A gauche, le lancement du mouvement des Gilets Jaunes a provoqué deux types de réaction. Certains ont ouvertement rejeté ce mouvement, en le considérant comme grossier, réac, raciste, polluant, ou tout ce qu’on veut. Ils ont ainsi montré leur vraie position de classe, et leur mépris pour le peuple en lutte. D’autres ont fini par soutenir les GJ, mais en se mettant à la traîne, sans oser prendre d’initiatives, sans se considérer légitimes.
Cette seconde attitude a peu à peu conduit à des rapprochements, mais surtout à une imposition aux Gilets Jaunes des lubies habituelles de la gauche.
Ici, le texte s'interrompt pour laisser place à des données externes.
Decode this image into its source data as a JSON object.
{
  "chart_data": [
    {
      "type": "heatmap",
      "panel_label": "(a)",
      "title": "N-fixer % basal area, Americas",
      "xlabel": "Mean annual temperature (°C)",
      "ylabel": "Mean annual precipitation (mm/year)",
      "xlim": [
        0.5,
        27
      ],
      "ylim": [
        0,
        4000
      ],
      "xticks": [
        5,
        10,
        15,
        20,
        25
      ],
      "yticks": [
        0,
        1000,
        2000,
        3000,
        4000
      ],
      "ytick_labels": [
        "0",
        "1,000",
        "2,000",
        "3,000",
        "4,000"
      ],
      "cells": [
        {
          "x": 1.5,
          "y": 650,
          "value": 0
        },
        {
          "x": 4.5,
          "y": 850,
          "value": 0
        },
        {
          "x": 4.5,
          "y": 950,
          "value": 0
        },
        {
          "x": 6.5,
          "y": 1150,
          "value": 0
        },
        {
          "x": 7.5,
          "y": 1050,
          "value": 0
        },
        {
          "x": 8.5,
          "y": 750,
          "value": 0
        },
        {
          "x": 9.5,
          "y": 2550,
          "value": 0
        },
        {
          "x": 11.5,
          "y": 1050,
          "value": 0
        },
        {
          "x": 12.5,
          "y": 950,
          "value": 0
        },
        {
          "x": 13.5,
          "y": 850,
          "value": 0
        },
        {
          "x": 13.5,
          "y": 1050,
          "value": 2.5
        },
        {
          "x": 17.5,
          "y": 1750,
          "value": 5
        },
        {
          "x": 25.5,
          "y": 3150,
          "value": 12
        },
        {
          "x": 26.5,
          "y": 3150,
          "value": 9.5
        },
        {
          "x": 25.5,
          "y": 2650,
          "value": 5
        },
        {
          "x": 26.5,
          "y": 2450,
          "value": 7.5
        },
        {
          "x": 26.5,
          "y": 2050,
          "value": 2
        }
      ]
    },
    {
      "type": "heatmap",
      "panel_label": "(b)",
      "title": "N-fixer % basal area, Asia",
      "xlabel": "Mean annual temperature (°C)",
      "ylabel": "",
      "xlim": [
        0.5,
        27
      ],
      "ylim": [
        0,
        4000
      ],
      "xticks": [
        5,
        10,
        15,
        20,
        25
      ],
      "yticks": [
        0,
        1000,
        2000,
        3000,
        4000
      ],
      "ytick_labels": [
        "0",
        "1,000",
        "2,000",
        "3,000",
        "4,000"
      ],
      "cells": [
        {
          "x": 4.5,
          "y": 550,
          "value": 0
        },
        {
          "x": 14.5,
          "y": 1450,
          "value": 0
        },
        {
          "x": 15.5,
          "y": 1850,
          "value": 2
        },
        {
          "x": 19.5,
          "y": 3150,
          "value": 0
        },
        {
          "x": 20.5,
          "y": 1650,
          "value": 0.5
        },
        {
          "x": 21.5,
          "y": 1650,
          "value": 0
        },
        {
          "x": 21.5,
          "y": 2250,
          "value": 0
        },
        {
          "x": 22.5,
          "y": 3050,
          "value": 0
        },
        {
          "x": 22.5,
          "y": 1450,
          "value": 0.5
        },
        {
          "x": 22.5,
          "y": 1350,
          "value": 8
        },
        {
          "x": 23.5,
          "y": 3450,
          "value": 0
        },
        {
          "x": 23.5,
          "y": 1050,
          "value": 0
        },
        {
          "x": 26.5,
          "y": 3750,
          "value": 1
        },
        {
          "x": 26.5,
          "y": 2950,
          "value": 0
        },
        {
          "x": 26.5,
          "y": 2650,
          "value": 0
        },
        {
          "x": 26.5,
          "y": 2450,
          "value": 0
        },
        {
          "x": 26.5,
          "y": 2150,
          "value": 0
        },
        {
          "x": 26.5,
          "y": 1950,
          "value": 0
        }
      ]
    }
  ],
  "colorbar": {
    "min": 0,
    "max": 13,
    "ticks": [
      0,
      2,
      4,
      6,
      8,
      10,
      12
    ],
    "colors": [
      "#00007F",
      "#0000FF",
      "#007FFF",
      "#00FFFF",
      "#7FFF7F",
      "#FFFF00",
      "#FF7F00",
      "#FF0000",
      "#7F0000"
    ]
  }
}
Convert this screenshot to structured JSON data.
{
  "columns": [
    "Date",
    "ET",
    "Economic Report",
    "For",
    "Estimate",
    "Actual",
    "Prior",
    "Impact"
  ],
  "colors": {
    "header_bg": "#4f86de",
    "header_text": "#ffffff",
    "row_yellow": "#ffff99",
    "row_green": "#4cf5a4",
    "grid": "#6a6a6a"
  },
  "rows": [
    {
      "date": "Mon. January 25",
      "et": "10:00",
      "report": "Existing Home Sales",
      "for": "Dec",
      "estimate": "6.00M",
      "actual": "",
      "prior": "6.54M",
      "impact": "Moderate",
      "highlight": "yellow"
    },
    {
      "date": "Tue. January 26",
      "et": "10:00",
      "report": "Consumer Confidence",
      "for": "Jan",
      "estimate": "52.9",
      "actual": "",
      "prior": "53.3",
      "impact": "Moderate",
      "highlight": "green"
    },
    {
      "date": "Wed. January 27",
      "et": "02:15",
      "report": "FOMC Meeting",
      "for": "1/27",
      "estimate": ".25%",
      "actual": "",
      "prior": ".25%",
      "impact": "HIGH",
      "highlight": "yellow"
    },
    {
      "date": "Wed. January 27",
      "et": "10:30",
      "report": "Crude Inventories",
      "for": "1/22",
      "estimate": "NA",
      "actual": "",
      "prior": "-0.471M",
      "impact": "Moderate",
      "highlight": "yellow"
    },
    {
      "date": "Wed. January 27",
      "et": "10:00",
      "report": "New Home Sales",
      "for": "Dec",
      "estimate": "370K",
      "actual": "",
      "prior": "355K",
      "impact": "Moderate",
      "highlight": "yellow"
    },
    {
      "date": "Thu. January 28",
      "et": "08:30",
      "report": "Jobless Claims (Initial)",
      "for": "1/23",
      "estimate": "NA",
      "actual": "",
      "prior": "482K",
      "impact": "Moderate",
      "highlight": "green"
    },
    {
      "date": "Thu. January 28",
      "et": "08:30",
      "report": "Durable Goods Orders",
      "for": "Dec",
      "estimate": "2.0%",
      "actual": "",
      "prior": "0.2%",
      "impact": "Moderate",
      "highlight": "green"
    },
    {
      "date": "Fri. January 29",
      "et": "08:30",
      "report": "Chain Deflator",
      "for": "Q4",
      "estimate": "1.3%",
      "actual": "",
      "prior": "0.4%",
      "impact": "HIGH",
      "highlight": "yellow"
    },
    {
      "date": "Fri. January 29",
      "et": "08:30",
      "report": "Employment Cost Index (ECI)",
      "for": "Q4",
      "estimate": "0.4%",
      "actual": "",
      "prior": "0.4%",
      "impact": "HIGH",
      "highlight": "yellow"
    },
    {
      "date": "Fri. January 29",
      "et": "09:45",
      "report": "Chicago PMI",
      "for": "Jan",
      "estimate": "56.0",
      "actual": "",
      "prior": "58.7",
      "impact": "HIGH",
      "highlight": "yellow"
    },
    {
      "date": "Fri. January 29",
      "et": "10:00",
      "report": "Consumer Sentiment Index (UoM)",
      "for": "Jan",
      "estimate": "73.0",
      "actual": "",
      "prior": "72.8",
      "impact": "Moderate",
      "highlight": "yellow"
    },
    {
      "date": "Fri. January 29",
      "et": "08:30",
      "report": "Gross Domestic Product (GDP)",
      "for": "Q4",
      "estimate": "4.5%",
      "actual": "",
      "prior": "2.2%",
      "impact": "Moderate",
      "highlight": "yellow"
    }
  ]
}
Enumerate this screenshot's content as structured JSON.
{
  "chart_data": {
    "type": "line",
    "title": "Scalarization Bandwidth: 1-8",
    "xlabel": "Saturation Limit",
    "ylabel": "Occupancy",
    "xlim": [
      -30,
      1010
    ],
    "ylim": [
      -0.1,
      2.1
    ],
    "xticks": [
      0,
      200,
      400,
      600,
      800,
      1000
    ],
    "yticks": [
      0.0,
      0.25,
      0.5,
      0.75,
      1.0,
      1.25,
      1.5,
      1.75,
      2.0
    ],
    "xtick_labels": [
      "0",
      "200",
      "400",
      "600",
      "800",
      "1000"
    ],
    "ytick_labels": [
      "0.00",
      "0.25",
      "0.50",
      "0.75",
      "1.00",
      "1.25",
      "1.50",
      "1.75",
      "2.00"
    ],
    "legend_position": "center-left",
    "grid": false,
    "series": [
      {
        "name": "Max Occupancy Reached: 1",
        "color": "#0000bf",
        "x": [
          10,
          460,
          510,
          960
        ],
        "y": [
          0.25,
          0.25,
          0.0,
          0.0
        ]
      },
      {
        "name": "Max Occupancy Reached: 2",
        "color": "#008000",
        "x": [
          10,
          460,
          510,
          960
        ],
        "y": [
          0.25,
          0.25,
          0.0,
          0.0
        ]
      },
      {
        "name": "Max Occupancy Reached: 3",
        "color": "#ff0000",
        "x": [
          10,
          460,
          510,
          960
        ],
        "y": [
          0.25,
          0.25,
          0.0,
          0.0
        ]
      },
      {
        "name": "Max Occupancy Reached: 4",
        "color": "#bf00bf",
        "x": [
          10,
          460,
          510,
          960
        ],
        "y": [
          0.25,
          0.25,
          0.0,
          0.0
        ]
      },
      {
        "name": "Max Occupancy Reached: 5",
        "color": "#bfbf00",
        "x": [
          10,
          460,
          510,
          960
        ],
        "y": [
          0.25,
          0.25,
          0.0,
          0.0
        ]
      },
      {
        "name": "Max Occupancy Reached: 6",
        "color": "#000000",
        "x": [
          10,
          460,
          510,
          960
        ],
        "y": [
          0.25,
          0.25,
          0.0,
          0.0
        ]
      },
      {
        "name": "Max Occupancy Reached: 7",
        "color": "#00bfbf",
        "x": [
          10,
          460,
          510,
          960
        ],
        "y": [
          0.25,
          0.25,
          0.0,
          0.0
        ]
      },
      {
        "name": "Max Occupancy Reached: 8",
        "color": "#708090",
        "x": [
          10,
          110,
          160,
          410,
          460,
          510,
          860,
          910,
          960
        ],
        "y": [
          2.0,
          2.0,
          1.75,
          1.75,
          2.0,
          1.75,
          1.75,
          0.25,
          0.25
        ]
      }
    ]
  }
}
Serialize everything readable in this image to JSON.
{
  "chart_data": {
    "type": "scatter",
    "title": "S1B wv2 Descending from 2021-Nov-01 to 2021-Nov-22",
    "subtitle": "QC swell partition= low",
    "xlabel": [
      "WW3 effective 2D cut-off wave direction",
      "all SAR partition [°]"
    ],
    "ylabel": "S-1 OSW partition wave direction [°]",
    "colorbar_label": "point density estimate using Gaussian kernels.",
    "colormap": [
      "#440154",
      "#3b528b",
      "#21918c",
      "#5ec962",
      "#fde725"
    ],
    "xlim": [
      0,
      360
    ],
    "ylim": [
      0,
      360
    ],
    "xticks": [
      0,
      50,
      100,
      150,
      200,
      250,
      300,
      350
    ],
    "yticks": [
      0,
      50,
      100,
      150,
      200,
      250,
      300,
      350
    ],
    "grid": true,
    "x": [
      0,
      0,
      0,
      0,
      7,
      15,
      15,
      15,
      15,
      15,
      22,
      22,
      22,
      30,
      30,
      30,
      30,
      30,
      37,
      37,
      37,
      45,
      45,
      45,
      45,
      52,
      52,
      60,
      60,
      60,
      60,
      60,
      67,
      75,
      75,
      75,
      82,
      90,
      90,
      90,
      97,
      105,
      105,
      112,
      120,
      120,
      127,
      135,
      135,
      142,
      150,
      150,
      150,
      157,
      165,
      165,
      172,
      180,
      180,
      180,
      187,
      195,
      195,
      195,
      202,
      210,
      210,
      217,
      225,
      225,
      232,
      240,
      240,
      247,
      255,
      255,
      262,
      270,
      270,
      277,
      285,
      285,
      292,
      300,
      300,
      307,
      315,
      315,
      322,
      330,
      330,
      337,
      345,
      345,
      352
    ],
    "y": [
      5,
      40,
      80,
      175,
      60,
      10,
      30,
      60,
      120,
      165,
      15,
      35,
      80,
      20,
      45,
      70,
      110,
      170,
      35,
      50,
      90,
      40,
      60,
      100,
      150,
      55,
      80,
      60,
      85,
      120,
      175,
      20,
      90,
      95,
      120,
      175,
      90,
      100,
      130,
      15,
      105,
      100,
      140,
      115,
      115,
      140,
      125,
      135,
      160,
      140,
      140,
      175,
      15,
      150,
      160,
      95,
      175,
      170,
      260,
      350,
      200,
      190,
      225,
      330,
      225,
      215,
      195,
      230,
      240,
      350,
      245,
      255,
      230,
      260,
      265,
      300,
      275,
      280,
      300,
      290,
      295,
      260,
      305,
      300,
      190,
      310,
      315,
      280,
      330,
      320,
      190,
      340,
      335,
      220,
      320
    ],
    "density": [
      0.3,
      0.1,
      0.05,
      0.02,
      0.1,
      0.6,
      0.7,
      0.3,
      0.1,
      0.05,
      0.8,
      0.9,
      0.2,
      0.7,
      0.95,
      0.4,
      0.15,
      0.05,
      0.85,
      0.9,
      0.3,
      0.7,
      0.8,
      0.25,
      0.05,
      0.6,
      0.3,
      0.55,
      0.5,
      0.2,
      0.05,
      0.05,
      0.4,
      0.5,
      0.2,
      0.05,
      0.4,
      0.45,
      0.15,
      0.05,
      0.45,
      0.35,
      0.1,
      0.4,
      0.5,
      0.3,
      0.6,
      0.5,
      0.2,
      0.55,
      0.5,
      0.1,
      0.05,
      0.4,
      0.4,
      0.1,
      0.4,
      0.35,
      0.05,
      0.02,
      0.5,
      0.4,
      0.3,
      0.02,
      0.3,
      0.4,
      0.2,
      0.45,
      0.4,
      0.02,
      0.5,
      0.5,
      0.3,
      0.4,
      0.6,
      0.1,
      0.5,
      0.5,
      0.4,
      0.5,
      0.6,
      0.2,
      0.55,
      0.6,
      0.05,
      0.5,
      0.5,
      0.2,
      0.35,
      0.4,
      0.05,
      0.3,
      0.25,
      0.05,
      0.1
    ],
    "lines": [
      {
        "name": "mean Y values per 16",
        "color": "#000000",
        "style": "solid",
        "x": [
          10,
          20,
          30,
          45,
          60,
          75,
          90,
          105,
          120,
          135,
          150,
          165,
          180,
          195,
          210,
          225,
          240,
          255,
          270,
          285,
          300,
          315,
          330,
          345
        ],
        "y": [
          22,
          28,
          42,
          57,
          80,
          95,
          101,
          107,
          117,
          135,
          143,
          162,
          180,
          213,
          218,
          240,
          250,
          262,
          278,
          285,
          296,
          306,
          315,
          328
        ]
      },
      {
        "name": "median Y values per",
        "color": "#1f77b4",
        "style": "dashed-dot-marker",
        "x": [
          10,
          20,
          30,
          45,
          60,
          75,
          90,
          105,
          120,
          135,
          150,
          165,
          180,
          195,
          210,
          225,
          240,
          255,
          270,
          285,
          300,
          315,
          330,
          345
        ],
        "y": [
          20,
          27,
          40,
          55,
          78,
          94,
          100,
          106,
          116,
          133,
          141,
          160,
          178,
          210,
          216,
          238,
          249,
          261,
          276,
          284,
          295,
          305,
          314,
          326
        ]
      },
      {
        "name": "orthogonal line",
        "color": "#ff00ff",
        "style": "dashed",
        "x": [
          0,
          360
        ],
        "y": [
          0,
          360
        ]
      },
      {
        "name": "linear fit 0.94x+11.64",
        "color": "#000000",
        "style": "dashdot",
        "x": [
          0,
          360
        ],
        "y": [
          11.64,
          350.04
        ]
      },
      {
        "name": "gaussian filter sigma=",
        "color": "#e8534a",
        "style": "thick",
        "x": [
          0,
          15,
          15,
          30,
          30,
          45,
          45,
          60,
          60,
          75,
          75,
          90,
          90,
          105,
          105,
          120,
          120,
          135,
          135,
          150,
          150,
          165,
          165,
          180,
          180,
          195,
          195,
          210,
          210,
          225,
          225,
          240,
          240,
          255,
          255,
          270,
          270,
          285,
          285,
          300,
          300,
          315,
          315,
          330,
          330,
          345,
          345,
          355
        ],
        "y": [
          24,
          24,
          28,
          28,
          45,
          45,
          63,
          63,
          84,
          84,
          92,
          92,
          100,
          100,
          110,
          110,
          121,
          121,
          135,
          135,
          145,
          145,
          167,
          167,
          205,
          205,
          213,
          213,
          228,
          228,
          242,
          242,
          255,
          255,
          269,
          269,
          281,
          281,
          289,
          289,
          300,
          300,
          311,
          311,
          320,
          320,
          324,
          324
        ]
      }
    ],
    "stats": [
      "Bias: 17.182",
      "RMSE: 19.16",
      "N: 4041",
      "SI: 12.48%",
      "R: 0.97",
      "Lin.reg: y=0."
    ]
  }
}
Il fallait absolument faire des réunions, des commissions, des assemblées générales, écrire des textes, donner des mandats… Si de telles pratiques ne sont pas mauvaises en soi, elles se sont développées à mesure que le mouvement se dégradait, et qu’il attirait moins de prolétaires et plus de personnes marginalisées. Il n’est pas facile de s’investir dans un mouvement quand on travaille, qu’on a un crédit, ou des personnes à charge. On a peu de temps, et chaque risque doit être calculé. La colère spontanée des premiers samedis a laissé place à des réunions interminables qui ne se donnaient même pas les moyens d’appliquer leurs décisions.
Ainsi, la structuration du mouvement ne l’a pas renforcé, mais affaiblie : elle a été l’œuvre de militants de gauche, libertaires, altermondialistes ou syndicalistes, bien intentionnés mais ne comprenant pas grand-chose à ce qui se passait. L’ADA (Assemblée des assemblées) a pu voter au nom des groupes GJ locaux son soutien au « confédéralisme démocratique » ou son opposition au capitalisme : c’est joli sur le papier, mais ça n’engage à rien – comme quand une assemblée étudiante vote la déclaration de guerre aux Etats-Unis…
Pourquoi cette impasse ? Parce que la plupart de ces militants sont extérieurs au prolétariat. Pour ces personnes, se réunir, voter des projets, écrire des tracts, est une victoire en soi. Enfermés dans leur bulle, ils renoncent à transformer le monde et trouvent un confort dans le fait de s’écouter parler et de débattre des mêmes sujets. Cela fait naturellement fuir les prolétaires qui cherchent à changer leurs conditions de vie.
C’est pourquoi tout projet révolutionnaire doit se construire hors des cercles et des habitudes de la gauche. C’est une question de survie. Il faut nécessairement replacer les intérêts du prolétariat comme ligne directrice. Dans notre Etat, le prolétariat est largement féminin, il est composé de diverses nationalités. On y trouve des cultures, des croyances, des orientations sexuelles et des modes de vie différents. C’est sa force.
Défendre les intérêts du prolétariat nécessite donc de la jouer collective. Cela signifie construire une solidarité réelle entre exploités. Pas en se plaçant à l’extérieur, pour « aider les pauvres » et soigner sa culpabilité, comme le font les gens de gauche. Qu’ils le fassent par foi, dans une association ou dans un syndicat, eux s’engagent pour aider un groupe social – les personnes à la rue, les mineurs non-accompagnés, les étudiants en détresse… C’est très bien. Mais nous ne sommes pas là pour « assister », pour rendre une vie insupportable plus supportable, pour faire ce que l’Etat devrait gérer avec nos impôts ! Ce système ne peut pas être amélioré dans ses marges. Il doit être renversé dans son centre. C’est une question de dignité.
Ainsi les révolutionnaires ne font pas de bonnes actions pour aller au paradis. Leur but est d’organiser la colère populaire, de lui donner une perspective claire. Pour cela, les révolutionnaires se lient au prolétariat dans son ensemble. Pour en faire intimement partie, pour connaître ses préoccupations, ses pratiques, ses espoirs. C’est cela, agir pour la cause du peuple.